Spontaneous problems are problems that a team must solve within a few minutes. At each tournament, teams go alone into a “spont room” where judges challenge them with a spontaneous problem. The team will not know the problem ahead of time.
All team members participate in solving this problem within a time limit. The creativity of their solution and how well the team members work together are key elements in their spont score.
It is important for teams to practice spontaneous problems at each of their meetings because they make up a sizable portion of the team’s final score.
Odyssey has strict rules about team members coming up with solutions on their own. They should not receive “outside assistance” in the form of parents doing tasks for them or telling them what to do, coaches crossing the line from coaching to doing, or other students suggesting ideas.

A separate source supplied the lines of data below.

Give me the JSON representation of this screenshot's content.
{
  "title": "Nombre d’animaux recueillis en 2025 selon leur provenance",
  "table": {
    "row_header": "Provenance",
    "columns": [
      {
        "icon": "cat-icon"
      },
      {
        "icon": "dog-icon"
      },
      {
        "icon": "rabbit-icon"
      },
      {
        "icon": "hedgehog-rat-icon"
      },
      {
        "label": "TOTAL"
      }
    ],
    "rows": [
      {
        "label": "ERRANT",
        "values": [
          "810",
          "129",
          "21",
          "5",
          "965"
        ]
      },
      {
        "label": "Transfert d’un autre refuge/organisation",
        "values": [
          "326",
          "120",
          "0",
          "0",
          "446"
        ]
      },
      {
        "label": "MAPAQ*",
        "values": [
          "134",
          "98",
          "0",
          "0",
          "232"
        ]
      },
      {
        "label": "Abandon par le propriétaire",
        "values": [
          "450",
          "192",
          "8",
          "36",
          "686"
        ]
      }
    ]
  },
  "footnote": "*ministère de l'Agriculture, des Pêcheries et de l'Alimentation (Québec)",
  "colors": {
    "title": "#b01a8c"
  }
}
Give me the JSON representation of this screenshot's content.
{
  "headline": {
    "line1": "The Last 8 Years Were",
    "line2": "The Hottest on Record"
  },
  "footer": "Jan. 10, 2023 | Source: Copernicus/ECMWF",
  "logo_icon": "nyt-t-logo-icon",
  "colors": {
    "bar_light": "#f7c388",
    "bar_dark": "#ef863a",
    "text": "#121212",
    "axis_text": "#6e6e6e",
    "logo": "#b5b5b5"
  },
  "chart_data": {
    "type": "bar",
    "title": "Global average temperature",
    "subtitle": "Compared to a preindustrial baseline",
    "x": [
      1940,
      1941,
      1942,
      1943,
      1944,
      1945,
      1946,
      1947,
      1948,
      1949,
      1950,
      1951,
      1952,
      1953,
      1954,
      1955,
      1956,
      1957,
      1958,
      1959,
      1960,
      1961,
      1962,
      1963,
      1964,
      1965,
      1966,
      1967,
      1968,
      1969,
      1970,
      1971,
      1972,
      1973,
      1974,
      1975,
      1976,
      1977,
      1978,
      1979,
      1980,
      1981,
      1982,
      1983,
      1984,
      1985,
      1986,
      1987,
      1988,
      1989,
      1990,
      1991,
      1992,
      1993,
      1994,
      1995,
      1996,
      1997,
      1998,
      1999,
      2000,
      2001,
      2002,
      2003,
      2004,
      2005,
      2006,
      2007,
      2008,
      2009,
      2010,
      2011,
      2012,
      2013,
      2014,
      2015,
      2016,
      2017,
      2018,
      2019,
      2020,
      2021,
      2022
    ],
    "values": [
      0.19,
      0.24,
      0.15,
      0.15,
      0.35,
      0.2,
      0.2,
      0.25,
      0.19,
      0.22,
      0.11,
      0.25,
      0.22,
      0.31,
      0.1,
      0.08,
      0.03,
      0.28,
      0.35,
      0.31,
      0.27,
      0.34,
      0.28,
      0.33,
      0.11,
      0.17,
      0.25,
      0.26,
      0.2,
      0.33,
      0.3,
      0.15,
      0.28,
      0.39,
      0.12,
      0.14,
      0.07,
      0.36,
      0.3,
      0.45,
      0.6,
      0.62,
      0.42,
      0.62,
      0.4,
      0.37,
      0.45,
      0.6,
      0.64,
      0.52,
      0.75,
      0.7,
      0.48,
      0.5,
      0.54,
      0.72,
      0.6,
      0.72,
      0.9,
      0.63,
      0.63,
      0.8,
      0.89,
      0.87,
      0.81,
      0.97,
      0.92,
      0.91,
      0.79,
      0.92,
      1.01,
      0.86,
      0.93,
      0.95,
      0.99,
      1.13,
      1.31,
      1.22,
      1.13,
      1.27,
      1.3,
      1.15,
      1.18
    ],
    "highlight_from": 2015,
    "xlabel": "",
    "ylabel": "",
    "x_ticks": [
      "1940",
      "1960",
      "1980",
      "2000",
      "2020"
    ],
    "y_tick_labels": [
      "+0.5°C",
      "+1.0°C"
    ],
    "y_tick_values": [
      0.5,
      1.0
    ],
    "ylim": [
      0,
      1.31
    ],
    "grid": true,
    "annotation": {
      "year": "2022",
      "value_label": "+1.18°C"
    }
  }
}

Only team members may contribute to the problem solution. If a team wants to do something but does not know how, such as sewing a costume, team members may ask for someone to teach them how to sew. It is OA if someone else sews the costume, or suggests to the team that something be sewn, or to give a lesson on sewing while the team is trying to join materials together. Also, if the team has more than seven members contributing to the solution, that additional person’s work counts as Outside Assistance.
All team members — up to seven — have the opportunity to participate in spontaneous. They will work as a team.
We encourage all team members to go into Spontaneous but if a member is unable to enter they do not have to go into the room.
An entire school can participate in Odyssey of the Mind for $290. This membership fee covers 5 to 15 teams, including an unlimited number of Primary (K-2) teams. There is a modest NorCal membership fee of $80 and a registration fee of $85 to participate in Association tournaments.
Beyond these set fees, costs are variable. Each problem has a cost limit, which is generally $150 or less. Teams may not exceed that limit. Costs for things like travel and refreshments should also be considered.